# taz.de -- Ermächtigungsgesetz in Ungarn: Orbáns Corona-Coup
       
       > Jetzt kann er durchregieren – auf unbestimmte Zeit. Die EU reagiert mit
       > Appellen und so. Orbán wird's nicht kümmern.
       
 (IMG) Bild: Das Parlament? Braucht Orbán jetzt nicht mehr
       
       Nichts geht mehr in Zeiten von Corona? Von wegen. Für Ungarns
       Ministerpräsidenten Viktor Orbán geht jetzt alles. Mit [1][dem
       weitreichenden Ermächtigungsgesetz], das am Montag durch das
       Fidesz-dominierte Parlament gepeitscht wurde und das vorgeblich einer
       effizienten Bekämpfung der Pandemie dienen soll, kann der Führer einer
       „illiberalen Demokratie“ per Verordnung und mit Sondervollmachten komplett
       durchregieren. Oder anders gesagt: Endlich ist der Weg frei, um auch noch
       den [2][traurigen Restbestand] an Demokratie, Gewaltenteilung und
       Rechtsstaatlichkeit zu demontieren und mit den letzten verbliebenen
       KritikerInnen dieses irrsinnigen Kurses Tabula rasa zu machen. Und das
       alles gilt, wie praktisch, auf unbestimmte Zeit.
       
       Dabei lohnt es sich, wie immer bei Orbán, genau hinzusehen. So sollen
       diejenigen, die bewusst Falschinformationen verbreiten, mit mehrjähriger
       Haft bestraft werden können. Dass derart schwammige und krude Vorschriften
       vor allem auf JournalistInnen zielen, ist klar, und was sie in der Praxis
       bedeuten, kann man bereits bei Orbáns Bruder im Geiste, Russlands
       Präsidenten Wladimir Putin, besichtigen.
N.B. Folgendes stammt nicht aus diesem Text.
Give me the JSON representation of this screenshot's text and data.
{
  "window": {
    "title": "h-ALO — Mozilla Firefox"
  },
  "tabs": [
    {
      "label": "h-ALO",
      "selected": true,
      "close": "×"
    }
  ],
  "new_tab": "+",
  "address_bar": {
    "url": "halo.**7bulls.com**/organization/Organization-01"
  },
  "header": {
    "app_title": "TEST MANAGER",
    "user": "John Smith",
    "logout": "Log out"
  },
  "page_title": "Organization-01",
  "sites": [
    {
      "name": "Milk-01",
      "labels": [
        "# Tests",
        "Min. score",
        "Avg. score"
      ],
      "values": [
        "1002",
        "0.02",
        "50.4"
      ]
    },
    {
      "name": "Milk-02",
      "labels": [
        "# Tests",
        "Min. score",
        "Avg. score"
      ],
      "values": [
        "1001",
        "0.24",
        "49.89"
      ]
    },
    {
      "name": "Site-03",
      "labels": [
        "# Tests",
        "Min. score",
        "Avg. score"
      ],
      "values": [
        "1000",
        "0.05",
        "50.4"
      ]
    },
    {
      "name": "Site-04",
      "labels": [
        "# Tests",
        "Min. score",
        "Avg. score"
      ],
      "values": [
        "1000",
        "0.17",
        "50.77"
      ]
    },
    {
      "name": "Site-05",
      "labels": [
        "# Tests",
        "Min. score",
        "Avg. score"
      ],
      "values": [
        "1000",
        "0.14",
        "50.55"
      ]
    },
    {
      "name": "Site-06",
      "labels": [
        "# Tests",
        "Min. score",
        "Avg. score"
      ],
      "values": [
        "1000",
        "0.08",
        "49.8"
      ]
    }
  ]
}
Aber in Sachen Gleichschaltung und
       Kriminalisierung unabhängiger Medien hat der Budapester Rechtsausleger ja
       ohnehin schon wertvolle Vorarbeit geleistet.
       
       Die politische Opposition dürfte ebenfalls weiter unter Druck geraten. Denn
       wann, wenn nicht jetzt, kann Orbán sein geliebtes Narrativ vom
       „Volksverräter“ für seine KritikerInnen publikumswirksam noch weiter
       strapazieren.
       
       Auch im Ausland lauert übrigens Verrat – [3][in Gestalt des US-Milliardärs
       Georges Soros]. Der will über seine Stiftung eine Million Euro für den
       Kampf gegen das Virus nach Ungarn schicken. Doch wieso sollte ein Mann, der
       laut Orbán Ungarn mit „Geflüchteten fluten will“, plötzlich nicht aus
       niederen Beweggründen handeln?
       
       Angesichts von Orbáns Durchmarsch reagieren die Europäische Union, deren
       Rechtsstaatsverfahren gegen Budapest in der Warteschleife hängt, und der
       Europarat wie schon so oft: mit Appellen, Kritik und verhaltenen Drohungen.
       Was Orbán davon hält, hat er mehr als einmal klargemacht: Nichts. Warum
       sollte das ausgerechnet jetzt, wo Orbáns eigener Machtausbau noch
       geschmeidiger vonstatten gehen wird, anders werden?